Bakara suresi ayet186
"Kullarım beni senden soruyorlarsa ben onlara çok yakınım. Dua ettikleri zaman ben onlara icâbet ederim. Onlar da bana icâbet etsinler! Bana iman etsinler ki böylece doğru yolda olanlardan olsunlar."
Kullarım beni senden soruyorlarsa. Ne soruyorlar? Nasıl dua edelim? Bağıralım mı? Çağıralım mı? O bizi duyuyor mu? Bizi görüyor mu? Bizden haberdar mı? Vesaire, vesaire.. Allah diyor ki; ben onlara yakınım.
"Dua ettikleri zaman (ben onlara icâbet ederim) dua edenin duasına icâbet ederim.
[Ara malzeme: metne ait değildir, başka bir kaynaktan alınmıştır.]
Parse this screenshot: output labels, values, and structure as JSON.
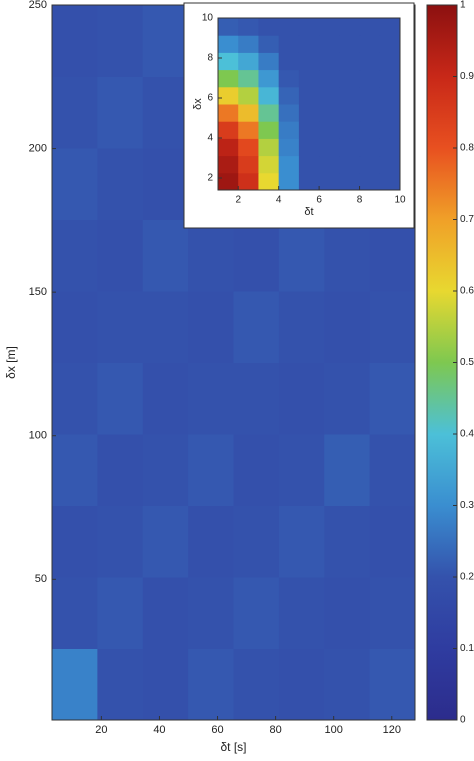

Onlar da bana icâbet etsinler! (hep dua etsinler bana) Bana iman etsinler (hep benim yolumda yürüsünler ve böylece) doğru yolda olanlardan olsunlar."
Birdenbire bir dua âyetiyle karşı karşıya geliyoruz. Bir kişinin Allah’a en yakın olduğu zaman, sabırla birlikte olduğu za*mandır. Sabır oruçtur, dua da Allah’la beraber oluştur. Rabbimiz bizim için; "kullarım" diyor. Bu ne büyük bir şereftir. Bu hitap üstelik oruç âyetlerinin arasında geliyor. Allah, “Kullarım!” buyurarak bizi kendisine izâfe ediyor. Bu şerefin, bu yakınlığın, bu ünsiyetin yanında orucun meşakkati ne değer ifade eder de? Bunu duyan bir müslümanda yorgunluk, meşakkat kalır mı? Şereflerin belki en yücesi. Kullarıma söyle Peygamberim! diye bizi üçüncü şahıs zamiriyle de kullanmıyor üstelik, Rab-bimiz bizi kendisine muhatap kabul ediyor, bize yöneliyor ve bizzat kendisi, bizim sorularımıza cevap verme lütfunda bulunuyor. Yakınım diyor, dualarınızı işitirim demiyor, siz bana dua edince ben anında icâbet ederim diyor. Bu âyet-i kerîmede anlayabildiğimiz kadarıyla bize anlatılmak istenenleri şöyle bir özetleyelim inşallah:
1- Allah bize bizden, bize herşeyden daha yakındır. Bize şah damarımızdan daha yakındır Allah.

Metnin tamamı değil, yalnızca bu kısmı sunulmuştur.